1. Louisville. I think we can all agree here -- the Cardinals will go into the season as the prohibitive favorite to win the Big East. Teddy Bridgewater returns, along with just about every starter on a team that beat Florida in the Sugar Bowl. Get ready for this team to try to make another run.
2. Cincinnati. I know the Bearcats have had a coaching change, but I like that the core nucleus returns. Cincinnati should have the best offensive line in the league; Brendon Kay got his sixth year, and so did emerging middle linebacker Greg Blair. While there are major players who have to be replaced, Cincinnati showed this year it has players to step right in and get the job done.
3. Rutgers. I honestly think this might be too high for the Scarlet Knights. I may just still be suffering from sitting through the entire Russell Athletic Bowl. But there are major questions that have to be answered -- is Gary Nova any better at quarterback? Can Savon Huggins step right in for Jawan Jamison? Who steps up on a defense that loses its biggest playmakers? Far too many unknowns.
4. UCF. I like Blake Bortles, and I like Storm Johnson, and the Knights are coming off a 10-win season as they join the Big East. To me, they are the best looking of the newcomers. Key players on defense have to be replaced, and don't forget that this team could be serving a postseason ban.
5. San Diego State. The Aztecs return a majority of their starters, including Mountain West Offensive Player of the Year Adam Muema, who ran for 1,458 yards and 16 touchdowns this year. I watched their San Diego County Credit Union Poinsettia Bowl meltdown from start to finish.
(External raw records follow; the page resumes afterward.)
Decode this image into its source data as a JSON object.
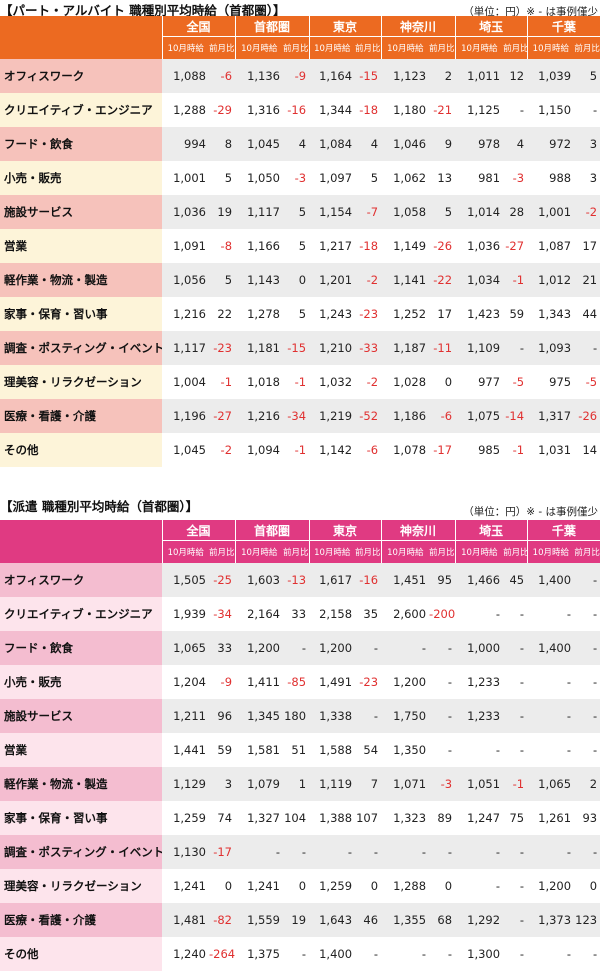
{
  "colors": {
    "part_header": "#ec6a21",
    "haken_header": "#e03a82",
    "part_label_a": "#f6c2bb",
    "part_label_b": "#fdf4d9",
    "haken_label_a": "#f4bdd0",
    "haken_label_b": "#fde4ec",
    "negative": "#e03030"
  },
  "part": {
    "title": "【パート・アルバイト 職種別平均時給（首都圏）】",
    "unit": "（単位：円）※ - は事例僅少",
    "regions": [
      "全国",
      "首都圏",
      "東京",
      "神奈川",
      "埼玉",
      "千葉"
    ],
    "sub_headers": [
      "10月時給",
      "前月比"
    ],
    "rows": [
      {
        "label": "オフィスワーク",
        "cells": [
          "1,088",
          "-6",
          "1,136",
          "-9",
          "1,164",
          "-15",
          "1,123",
          "2",
          "1,011",
          "12",
          "1,039",
          "5"
        ]
      },
      {
        "label": "クリエイティブ・エンジニア",
        "cells": [
          "1,288",
          "-29",
          "1,316",
          "-16",
          "1,344",
          "-18",
          "1,180",
          "-21",
          "1,125",
          "-",
          "1,150",
          "-"
        ]
      },
      {
        "label": "フード・飲食",
        "cells": [
          "994",
          "8",
          "1,045",
          "4",
          "1,084",
          "4",
          "1,046",
          "9",
          "978",
          "4",
          "972",
          "3"
        ]
      },
      {
        "label": "小売・販売",
        "cells": [
          "1,001",
          "5",
          "1,050",
          "-3",
          "1,097",
          "5",
          "1,062",
          "13",
          "981",
          "-3",
          "988",
          "3"
        ]
      },
      {
        "label": "施設サービス",
        "cells": [
          "1,036",
          "19",
          "1,117",
          "5",
          "1,154",
          "-7",
          "1,058",
          "5",
          "1,014",
          "28",
          "1,001",
          "-2"
        ]
      },
      {
        "label": "営業",
        "cells": [
          "1,091",
          "-8",
          "1,166",
          "5",
          "1,217",
          "-18",
          "1,149",
          "-26",
          "1,036",
          "-27",
          "1,087",
          "17"
        ]
      },
      {
        "label": "軽作業・物流・製造",
        "cells": [
          "1,056",
          "5",
          "1,143",
          "0",
          "1,201",
          "-2",
          "1,141",
          "-22",
          "1,034",
          "-1",
          "1,012",
          "21"
        ]
      },
      {
        "label": "家事・保育・習い事",
        "cells": [
          "1,216",
          "22",
          "1,278",
          "5",
          "1,243",
          "-23",
          "1,252",
          "17",
          "1,423",
          "59",
          "1,343",
          "44"
        ]
      },
      {
        "label": "調査・ポスティング・イベント",
        "cells": [
          "1,117",
          "-23",
          "1,181",
          "-15",
          "1,210",
          "-33",
          "1,187",
          "-11",
          "1,109",
          "-",
          "1,093",
          "-"
        ]
      },
      {
        "label": "理美容・リラクゼーション",
        "cells": [
          "1,004",
          "-1",
          "1,018",
          "-1",
          "1,032",
          "-2",
          "1,028",
          "0",
          "977",
          "-5",
          "975",
          "-5"
        ]
      },
      {
        "label": "医療・看護・介護",
        "cells": [
          "1,196",
          "-27",
          "1,216",
          "-34",
          "1,219",
          "-52",
          "1,186",
          "-6",
          "1,075",
          "-14",
          "1,317",
          "-26"
        ]
      },
      {
        "label": "その他",
        "cells": [
          "1,045",
          "-2",
          "1,094",
          "-1",
          "1,142",
          "-6",
          "1,078",
          "-17",
          "985",
          "-1",
          "1,031",
          "14"
        ]
      }
    ]
  },
  "haken": {
    "title": "【派遣 職種別平均時給（首都圏）】",
    "unit": "（単位：円）※ - は事例僅少",
    "regions": [
      "全国",
      "首都圏",
      "東京",
      "神奈川",
      "埼玉",
      "千葉"
    ],
    "sub_headers": [
      "10月時給",
      "前月比"
    ],
    "rows": [
      {
        "label": "オフィスワーク",
        "cells": [
          "1,505",
          "-25",
          "1,603",
          "-13",
          "1,617",
          "-16",
          "1,451",
          "95",
          "1,466",
          "45",
          "1,400",
          "-"
        ]
      },
      {
        "label": "クリエイティブ・エンジニア",
        "cells": [
          "1,939",
          "-34",
          "2,164",
          "33",
          "2,158",
          "35",
          "2,600",
          "-200",
          "-",
          "-",
          "-",
          "-"
        ]
      },
      {
        "label": "フード・飲食",
        "cells": [
          "1,065",
          "33",
          "1,200",
          "-",
          "1,200",
          "-",
          "-",
          "-",
          "1,000",
          "-",
          "1,400",
          "-"
        ]
      },
      {
        "label": "小売・販売",
        "cells": [
          "1,204",
          "-9",
          "1,411",
          "-85",
          "1,491",
          "-23",
          "1,200",
          "-",
          "1,233",
          "-",
          "-",
          "-"
        ]
      },
      {
        "label": "施設サービス",
        "cells": [
          "1,211",
          "96",
          "1,345",
          "180",
          "1,338",
          "-",
          "1,750",
          "-",
          "1,233",
          "-",
          "-",
          "-"
        ]
      },
      {
        "label": "営業",
        "cells": [
          "1,441",
          "59",
          "1,581",
          "51",
          "1,588",
          "54",
          "1,350",
          "-",
          "-",
          "-",
          "-",
          "-"
        ]
      },
      {
        "label": "軽作業・物流・製造",
        "cells": [
          "1,129",
          "3",
          "1,079",
          "1",
          "1,119",
          "7",
          "1,071",
          "-3",
          "1,051",
          "-1",
          "1,065",
          "2"
        ]
      },
      {
        "label": "家事・保育・習い事",
        "cells": [
          "1,259",
          "74",
          "1,327",
          "104",
          "1,388",
          "107",
          "1,323",
          "89",
          "1,247",
          "75",
          "1,261",
          "93"
        ]
      },
      {
        "label": "調査・ポスティング・イベント",
        "cells": [
          "1,130",
          "-17",
          "-",
          "-",
          "-",
          "-",
          "-",
          "-",
          "-",
          "-",
          "-",
          "-"
        ]
      },
      {
        "label": "理美容・リラクゼーション",
        "cells": [
          "1,241",
          "0",
          "1,241",
          "0",
          "1,259",
          "0",
          "1,288",
          "0",
          "-",
          "-",
          "1,200",
          "0"
        ]
      },
      {
        "label": "医療・看護・介護",
        "cells": [
          "1,481",
          "-82",
          "1,559",
          "19",
          "1,643",
          "46",
          "1,355",
          "68",
          "1,292",
          "-",
          "1,373",
          "123"
        ]
      },
      {
        "label": "その他",
        "cells": [
          "1,240",
          "-264",
          "1,375",
          "-",
          "1,400",
          "-",
          "-",
          "-",
          "1,300",
          "-",
          "-",
          "-"
        ]
      }
    ]
  }
}
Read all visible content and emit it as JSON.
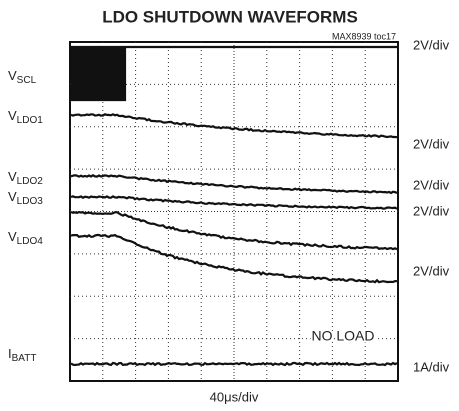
{
  "title": "LDO SHUTDOWN WAVEFORMS",
  "figure_id": "MAX8939 toc17",
  "channels": [
    {
      "main": "V",
      "sub": "SCL",
      "scale": "2V/div"
    },
    {
      "main": "V",
      "sub": "LDO1",
      "scale": "2V/div"
    },
    {
      "main": "V",
      "sub": "LDO2",
      "scale": "2V/div"
    },
    {
      "main": "V",
      "sub": "LDO3",
      "scale": "2V/div"
    },
    {
      "main": "V",
      "sub": "LDO4",
      "scale": "2V/div"
    },
    {
      "main": "I",
      "sub": "BATT",
      "scale": "1A/div"
    }
  ],
  "annotation": "NO LOAD",
  "time_scale": "40μs/div"
}
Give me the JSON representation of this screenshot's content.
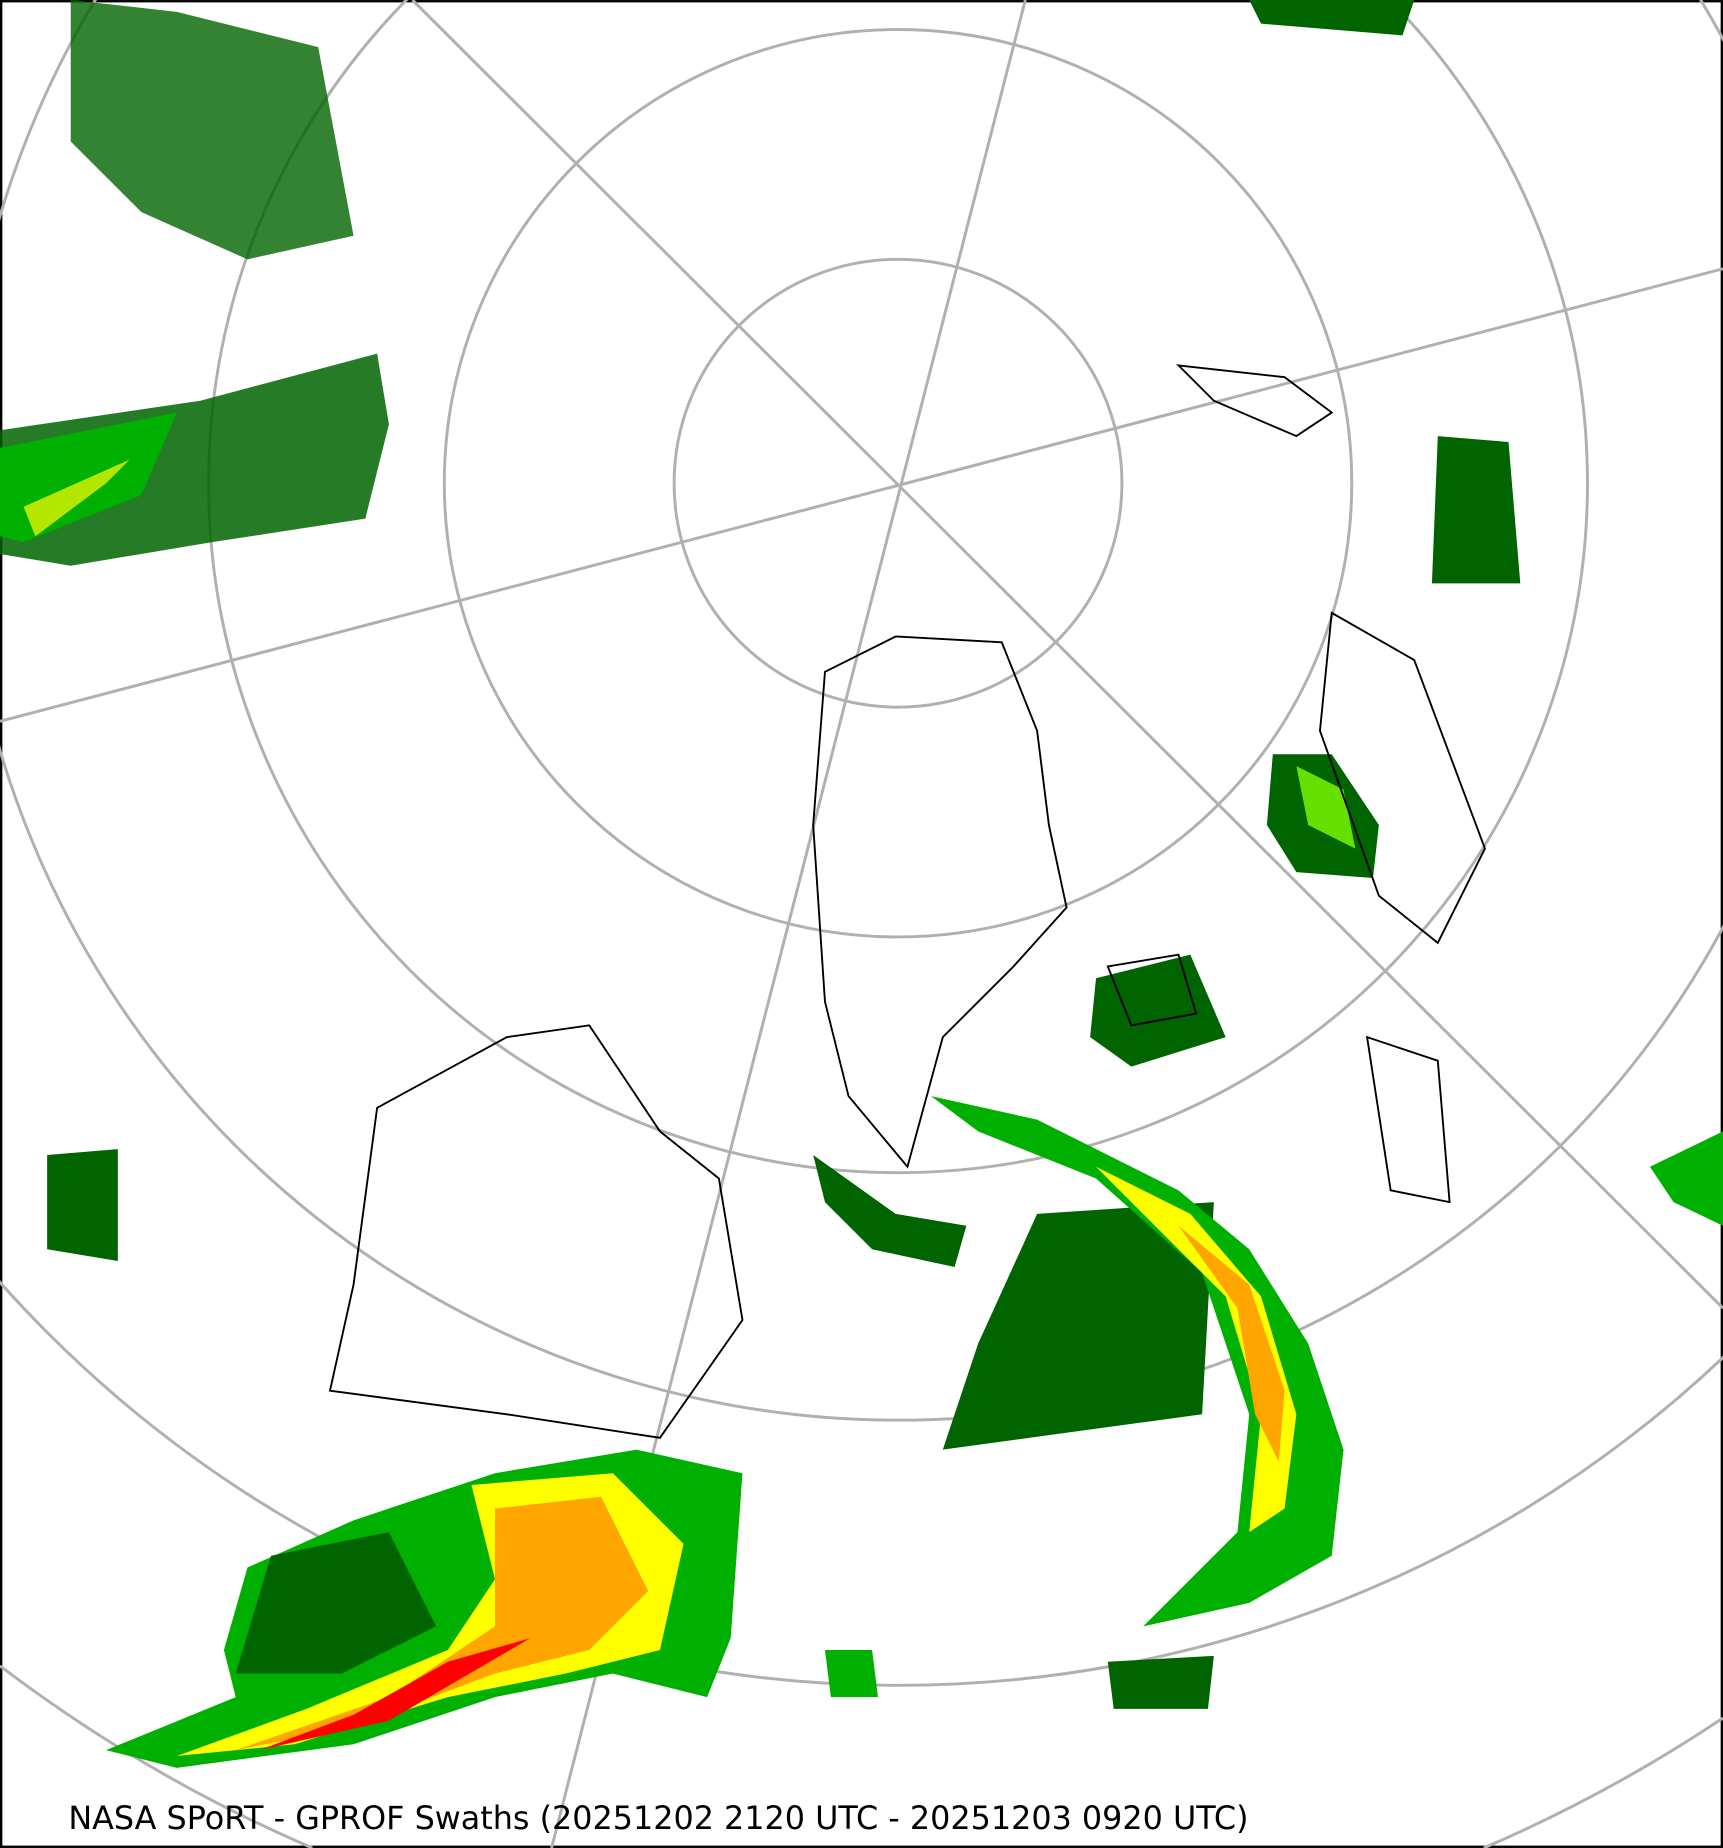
{
  "caption": "NASA SPoRT - GPROF Swaths (20251202 2120 UTC - 20251203 0920 UTC)",
  "projection": "north-polar-stereographic",
  "colors": {
    "light_precip": "#006400",
    "moderate_precip": "#00b000",
    "heavier_precip": "#7fff00",
    "heavy_precip": "#ffff00",
    "very_heavy_precip": "#ffa500",
    "extreme_precip": "#ff0000",
    "graticule": "#b0b0b0",
    "coastline": "#000000"
  }
}
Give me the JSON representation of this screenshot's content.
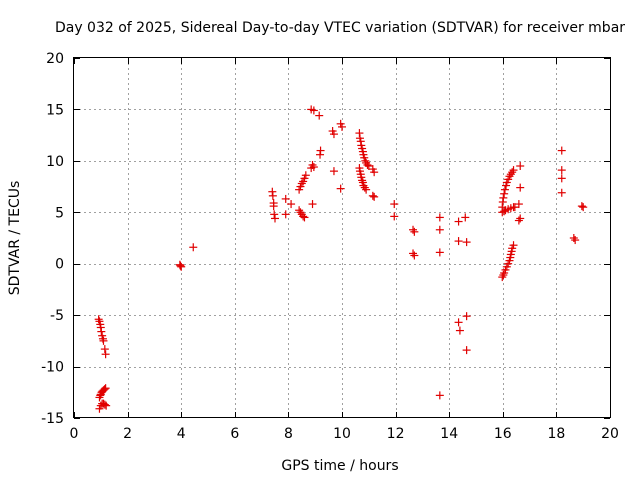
{
  "chart_data": {
    "type": "scatter",
    "title": "Day 032 of 2025, Sidereal Day-to-day VTEC variation (SDTVAR) for receiver mbar",
    "xlabel": "GPS time / hours",
    "ylabel": "SDTVAR / TECUs",
    "xlim": [
      0,
      20
    ],
    "ylim": [
      -15,
      20
    ],
    "xticks": [
      0,
      2,
      4,
      6,
      8,
      10,
      12,
      14,
      16,
      18,
      20
    ],
    "yticks": [
      -15,
      -10,
      -5,
      0,
      5,
      10,
      15,
      20
    ],
    "grid": true,
    "marker": "+",
    "color": "#e00000",
    "series": [
      {
        "name": "SDTVAR",
        "points": [
          [
            0.92,
            -5.4
          ],
          [
            0.95,
            -5.6
          ],
          [
            0.98,
            -5.9
          ],
          [
            1.0,
            -6.2
          ],
          [
            1.02,
            -6.6
          ],
          [
            1.05,
            -7.0
          ],
          [
            1.08,
            -7.3
          ],
          [
            1.1,
            -7.5
          ],
          [
            1.15,
            -8.3
          ],
          [
            1.18,
            -8.8
          ],
          [
            0.95,
            -13.0
          ],
          [
            0.98,
            -12.8
          ],
          [
            1.0,
            -12.7
          ],
          [
            1.03,
            -12.5
          ],
          [
            1.06,
            -12.4
          ],
          [
            1.1,
            -12.3
          ],
          [
            1.14,
            -12.2
          ],
          [
            1.18,
            -12.1
          ],
          [
            0.95,
            -14.1
          ],
          [
            1.0,
            -13.8
          ],
          [
            1.05,
            -13.6
          ],
          [
            1.1,
            -13.6
          ],
          [
            1.15,
            -13.7
          ],
          [
            1.2,
            -13.8
          ],
          [
            3.95,
            -0.1
          ],
          [
            3.97,
            -0.2
          ],
          [
            4.0,
            -0.3
          ],
          [
            4.45,
            1.6
          ],
          [
            7.4,
            7.0
          ],
          [
            7.42,
            6.6
          ],
          [
            7.45,
            5.9
          ],
          [
            7.45,
            5.6
          ],
          [
            7.47,
            4.8
          ],
          [
            7.5,
            4.4
          ],
          [
            7.9,
            6.3
          ],
          [
            7.9,
            4.8
          ],
          [
            8.1,
            5.8
          ],
          [
            8.4,
            7.2
          ],
          [
            8.45,
            7.5
          ],
          [
            8.5,
            7.8
          ],
          [
            8.55,
            8.0
          ],
          [
            8.6,
            8.3
          ],
          [
            8.65,
            8.6
          ],
          [
            8.4,
            5.2
          ],
          [
            8.45,
            5.0
          ],
          [
            8.5,
            4.8
          ],
          [
            8.55,
            4.6
          ],
          [
            8.6,
            4.5
          ],
          [
            8.85,
            9.3
          ],
          [
            8.9,
            9.6
          ],
          [
            8.95,
            9.4
          ],
          [
            8.9,
            5.8
          ],
          [
            8.85,
            15.0
          ],
          [
            8.95,
            14.9
          ],
          [
            9.15,
            14.4
          ],
          [
            9.2,
            11.0
          ],
          [
            9.18,
            10.6
          ],
          [
            9.65,
            12.9
          ],
          [
            9.7,
            12.6
          ],
          [
            9.7,
            9.0
          ],
          [
            9.95,
            13.6
          ],
          [
            10.0,
            13.3
          ],
          [
            9.95,
            7.3
          ],
          [
            10.65,
            12.7
          ],
          [
            10.67,
            12.2
          ],
          [
            10.7,
            11.9
          ],
          [
            10.72,
            11.5
          ],
          [
            10.75,
            11.2
          ],
          [
            10.78,
            10.9
          ],
          [
            10.8,
            10.6
          ],
          [
            10.83,
            10.3
          ],
          [
            10.87,
            10.0
          ],
          [
            10.9,
            9.8
          ],
          [
            10.95,
            9.6
          ],
          [
            11.0,
            9.5
          ],
          [
            10.65,
            9.3
          ],
          [
            10.67,
            9.0
          ],
          [
            10.7,
            8.7
          ],
          [
            10.72,
            8.4
          ],
          [
            10.75,
            8.1
          ],
          [
            10.78,
            7.9
          ],
          [
            10.8,
            7.6
          ],
          [
            10.85,
            7.4
          ],
          [
            10.9,
            7.2
          ],
          [
            11.15,
            9.2
          ],
          [
            11.2,
            8.9
          ],
          [
            11.15,
            6.6
          ],
          [
            11.2,
            6.5
          ],
          [
            11.95,
            5.8
          ],
          [
            11.95,
            4.6
          ],
          [
            12.65,
            3.3
          ],
          [
            12.7,
            3.1
          ],
          [
            12.65,
            1.0
          ],
          [
            12.7,
            0.8
          ],
          [
            13.65,
            4.5
          ],
          [
            13.65,
            3.3
          ],
          [
            13.65,
            1.1
          ],
          [
            13.65,
            -12.8
          ],
          [
            14.35,
            -5.7
          ],
          [
            14.4,
            -6.5
          ],
          [
            14.35,
            4.1
          ],
          [
            14.35,
            2.2
          ],
          [
            14.6,
            4.5
          ],
          [
            14.65,
            2.1
          ],
          [
            14.65,
            -5.1
          ],
          [
            14.65,
            -8.4
          ],
          [
            15.98,
            -1.3
          ],
          [
            16.02,
            -1.1
          ],
          [
            16.05,
            -0.9
          ],
          [
            16.1,
            -0.6
          ],
          [
            16.15,
            -0.3
          ],
          [
            16.2,
            0.0
          ],
          [
            16.25,
            0.3
          ],
          [
            16.28,
            0.6
          ],
          [
            16.3,
            0.9
          ],
          [
            16.33,
            1.2
          ],
          [
            16.35,
            1.5
          ],
          [
            16.4,
            1.8
          ],
          [
            15.98,
            5.5
          ],
          [
            16.0,
            6.0
          ],
          [
            16.02,
            6.4
          ],
          [
            16.05,
            6.8
          ],
          [
            16.08,
            7.2
          ],
          [
            16.12,
            7.6
          ],
          [
            16.15,
            7.9
          ],
          [
            16.2,
            8.2
          ],
          [
            16.25,
            8.5
          ],
          [
            16.3,
            8.7
          ],
          [
            16.35,
            8.9
          ],
          [
            16.4,
            9.1
          ],
          [
            15.98,
            5.0
          ],
          [
            16.05,
            5.1
          ],
          [
            16.1,
            5.2
          ],
          [
            16.2,
            5.3
          ],
          [
            16.3,
            5.4
          ],
          [
            16.4,
            5.5
          ],
          [
            16.45,
            5.5
          ],
          [
            16.65,
            9.5
          ],
          [
            16.65,
            7.4
          ],
          [
            16.6,
            5.8
          ],
          [
            16.65,
            4.4
          ],
          [
            16.6,
            4.2
          ],
          [
            18.2,
            11.0
          ],
          [
            18.2,
            9.1
          ],
          [
            18.2,
            8.3
          ],
          [
            18.2,
            6.9
          ],
          [
            18.65,
            2.5
          ],
          [
            18.7,
            2.3
          ],
          [
            18.95,
            5.6
          ],
          [
            19.0,
            5.5
          ]
        ]
      }
    ]
  }
}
My takeaway -- if this team wants to make a serious run, it needs much better play out of quarterback Adam Dingwell.
6. USF. In all honesty, the Bulls could be lower, given their performance the past two years. They have no quarterback. No running back. Questions all over the place on defense. And a new coach. Willie Taggart is going to need some time to change the program, but I think there is enough talent at some of the skill positions and up front for the Bulls to be more competitive in 2013.
7. Connecticut. Considering the best players on defense are gone, it is hard to believe the Huskies will be much improved in 2013 over 2012. The defense was the best part of this team, and now it must replace the Big East leader in sacks, (Trevardo Williams), along with Sio Moore, Blidi Wreh-Wilson, Jory Johnson and Dwayne Gratz. Offensively, this group needs an overhaul. Will it get one before it's too late?
8. Houston. The Cougars had a rough first year under new coach Tony Levine, finishing 5-7 in 2012. But there are some key players returning and a new offensive coordinator who should help steady the ship. Watch out for cornerback Trevon Stewart, named a FWAA freshman All-American.
9. Temple. I think the Owls have a chance to make some major leaps up this list depending on how spring practice shakes out. There is a new coach in town in Matt Rhule, who knows better than anyone what it takes to win at Temple. He needs to make a decision at quarterback and find a running back, for starters.
10. SMU. I do not have much hope for the Mustangs in Year 1, at least not yet. This team is taking bigger losses than any Big East newcomer. Starting running back Zach Line is gone. So are defensive standouts Margus Hunt, Ja'Gared Davis and Taylor Reed.
11. Memphis. The Tigers made marked improvement in 2012 under Justin Fuente, going 4-8 -- including a three-game winning streak to end the season. Seventeen starters return, including quarterback Jacob Karam, so the Tigers definitely have momentum going into Year 1 in the Big East.